Monday, May 24, 2010

Open for the Season!

The Gilbertson Nature Center, Mavis and Conner Dummermuth Historical Building, Hart Dummermuth Historical House and Petting Zoo OPEN for the Season to the general pubic Saturday, May 29, 2010.

They will be OPEN: Wednesday - Sunday, 11:00 AM - 7:00 PM or by appointment.

They will be open Monday, May 31, 2010 and Monday, September 6, 2010, 11 AM - 7 PM. Date and Times subject to change by management.

The petting zoo’s last day open to the general public will be September 6, 2010. The petting zoo will not be open during inclement weather.

Starting on September 7, 2010 the building will only be open when the Maize Maze opens them or by appointment.

If you have a group that would like to visit the Petting Zoo please make an appointment one to two weeks in advance of the visit by calling the Nature Center at 563-426-5740 or E-mail:

Tuesday, May 11, 2010

Dutton's Cave Park OPEN But Dutton's Cave is CLOSED!

A rapid spreading bat disease closes state owned cave used for hibernation and the Fayette County Conservation Board, Dutton’s Cave Park Cave where many bats live during the summer.

The disease known as white-nose syndrome is killing bats across the eastern half of the United States and now has shown up in Missouri.

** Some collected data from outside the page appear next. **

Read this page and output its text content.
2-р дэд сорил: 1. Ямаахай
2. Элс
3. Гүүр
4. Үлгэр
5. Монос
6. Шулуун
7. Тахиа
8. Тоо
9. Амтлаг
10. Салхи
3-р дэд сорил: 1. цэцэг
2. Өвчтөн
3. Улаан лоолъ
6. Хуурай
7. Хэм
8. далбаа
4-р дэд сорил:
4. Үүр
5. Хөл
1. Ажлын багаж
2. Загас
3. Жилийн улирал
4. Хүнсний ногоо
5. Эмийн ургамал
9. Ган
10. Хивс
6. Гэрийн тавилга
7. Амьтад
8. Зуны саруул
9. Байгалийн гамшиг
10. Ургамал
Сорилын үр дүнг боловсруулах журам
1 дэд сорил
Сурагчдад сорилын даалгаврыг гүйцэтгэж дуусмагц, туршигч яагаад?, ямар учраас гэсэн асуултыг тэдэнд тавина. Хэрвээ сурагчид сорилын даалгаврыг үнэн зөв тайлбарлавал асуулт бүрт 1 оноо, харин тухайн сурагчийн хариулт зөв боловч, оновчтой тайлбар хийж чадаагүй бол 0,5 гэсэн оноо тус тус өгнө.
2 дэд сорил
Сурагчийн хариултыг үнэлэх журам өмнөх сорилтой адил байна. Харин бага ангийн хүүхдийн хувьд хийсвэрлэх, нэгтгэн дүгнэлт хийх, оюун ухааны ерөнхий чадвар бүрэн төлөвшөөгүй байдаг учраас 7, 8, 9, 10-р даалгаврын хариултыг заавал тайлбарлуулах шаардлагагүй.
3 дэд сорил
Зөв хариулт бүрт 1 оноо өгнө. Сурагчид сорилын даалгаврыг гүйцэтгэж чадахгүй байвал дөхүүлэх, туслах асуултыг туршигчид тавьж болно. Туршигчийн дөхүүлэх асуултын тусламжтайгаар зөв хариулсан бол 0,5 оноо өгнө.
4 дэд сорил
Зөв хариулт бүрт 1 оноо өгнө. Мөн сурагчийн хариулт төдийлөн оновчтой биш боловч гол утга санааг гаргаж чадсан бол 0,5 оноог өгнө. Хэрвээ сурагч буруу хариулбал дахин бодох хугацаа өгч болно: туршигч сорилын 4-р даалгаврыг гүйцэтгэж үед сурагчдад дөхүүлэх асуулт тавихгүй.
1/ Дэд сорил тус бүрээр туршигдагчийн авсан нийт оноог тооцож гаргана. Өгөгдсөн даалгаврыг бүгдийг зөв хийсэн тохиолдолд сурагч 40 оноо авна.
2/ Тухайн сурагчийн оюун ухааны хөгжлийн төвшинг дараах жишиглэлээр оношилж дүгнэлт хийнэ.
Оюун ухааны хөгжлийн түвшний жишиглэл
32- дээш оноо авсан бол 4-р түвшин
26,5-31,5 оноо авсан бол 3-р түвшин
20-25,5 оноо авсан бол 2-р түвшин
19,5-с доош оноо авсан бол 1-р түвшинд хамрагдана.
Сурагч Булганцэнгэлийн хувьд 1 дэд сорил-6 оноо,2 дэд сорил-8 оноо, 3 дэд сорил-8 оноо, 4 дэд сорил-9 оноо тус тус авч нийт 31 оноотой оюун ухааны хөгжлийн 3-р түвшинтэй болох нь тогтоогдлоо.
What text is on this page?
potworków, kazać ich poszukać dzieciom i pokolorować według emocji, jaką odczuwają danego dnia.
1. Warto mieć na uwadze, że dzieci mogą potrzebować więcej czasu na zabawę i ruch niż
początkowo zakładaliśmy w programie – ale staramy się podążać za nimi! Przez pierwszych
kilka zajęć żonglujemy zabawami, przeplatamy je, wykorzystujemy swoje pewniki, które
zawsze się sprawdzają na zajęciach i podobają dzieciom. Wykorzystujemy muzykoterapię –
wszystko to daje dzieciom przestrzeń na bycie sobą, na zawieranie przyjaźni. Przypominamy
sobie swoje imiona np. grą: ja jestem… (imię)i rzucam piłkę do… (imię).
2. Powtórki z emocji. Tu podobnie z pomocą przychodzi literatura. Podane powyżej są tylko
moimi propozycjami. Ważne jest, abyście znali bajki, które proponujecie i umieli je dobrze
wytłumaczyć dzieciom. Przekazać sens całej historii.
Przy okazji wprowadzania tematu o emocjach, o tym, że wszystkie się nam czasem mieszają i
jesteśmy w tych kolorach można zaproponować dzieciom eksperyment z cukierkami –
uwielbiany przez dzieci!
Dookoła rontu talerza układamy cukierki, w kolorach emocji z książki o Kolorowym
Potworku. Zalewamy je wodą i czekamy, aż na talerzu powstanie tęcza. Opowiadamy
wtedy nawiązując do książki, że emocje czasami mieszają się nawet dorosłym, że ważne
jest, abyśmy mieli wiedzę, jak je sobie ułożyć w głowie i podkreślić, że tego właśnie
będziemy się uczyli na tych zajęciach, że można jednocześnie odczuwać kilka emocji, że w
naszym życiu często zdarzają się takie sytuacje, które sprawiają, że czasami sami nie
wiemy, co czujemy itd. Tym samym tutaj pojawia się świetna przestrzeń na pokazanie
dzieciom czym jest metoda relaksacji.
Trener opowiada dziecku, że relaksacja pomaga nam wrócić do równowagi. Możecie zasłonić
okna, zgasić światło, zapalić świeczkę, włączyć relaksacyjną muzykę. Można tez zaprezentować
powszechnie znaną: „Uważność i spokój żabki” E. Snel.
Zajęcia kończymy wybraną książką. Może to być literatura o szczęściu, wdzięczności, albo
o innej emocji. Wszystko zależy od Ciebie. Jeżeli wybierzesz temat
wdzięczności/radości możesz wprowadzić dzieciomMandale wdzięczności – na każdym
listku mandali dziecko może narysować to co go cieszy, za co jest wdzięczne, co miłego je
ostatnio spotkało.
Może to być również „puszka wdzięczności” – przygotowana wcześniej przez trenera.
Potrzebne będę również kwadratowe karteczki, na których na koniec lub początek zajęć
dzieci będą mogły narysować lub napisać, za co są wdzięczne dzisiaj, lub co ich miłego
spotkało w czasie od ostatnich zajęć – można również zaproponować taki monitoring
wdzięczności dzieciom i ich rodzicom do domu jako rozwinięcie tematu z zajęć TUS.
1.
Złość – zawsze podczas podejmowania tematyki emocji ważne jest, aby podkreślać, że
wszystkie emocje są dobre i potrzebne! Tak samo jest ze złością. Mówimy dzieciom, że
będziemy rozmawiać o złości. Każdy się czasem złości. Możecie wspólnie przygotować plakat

Dutton’s Cave and others have been closed following recommendations by the U.S. Fish and Wildlife Service due to the rapid spread of the white-nose syndrome into the Midwest. Indiana and Illinois have already closed state owned and some county caves.

The closing is a precaution to help slow the spread of the disease. It is know the disease spreads from bat to bat. But it may also be spread by people carrying it on the clothing, cave exploring equipment or foot wear from cave to cave as they explore.

The disease was found in New York Cave in February 2006 and has killed more than a million hibernating bats of six different species in thirteen different states. Now it has been found in Missouri near St. Louis the second to the last week of April 2010.

It is not known how long white-nose syndrome will remain a threat. Currently and sadly there are more unknowns than known’s.

So please respect the cave closed signs, look from a distance, to help protect Iowa Bats from white-nose syndrome. Thank you!

More information on White-nose syndrome in Bats:

Dutton’s Cave Park is open you are welcome to come visit, camp, picnic, hike down to the end of where the trail is close to see the cave opening, play on the play ground or just enjoy the park. But please do not go into the cave so that we can keep Iowa Bats healthy.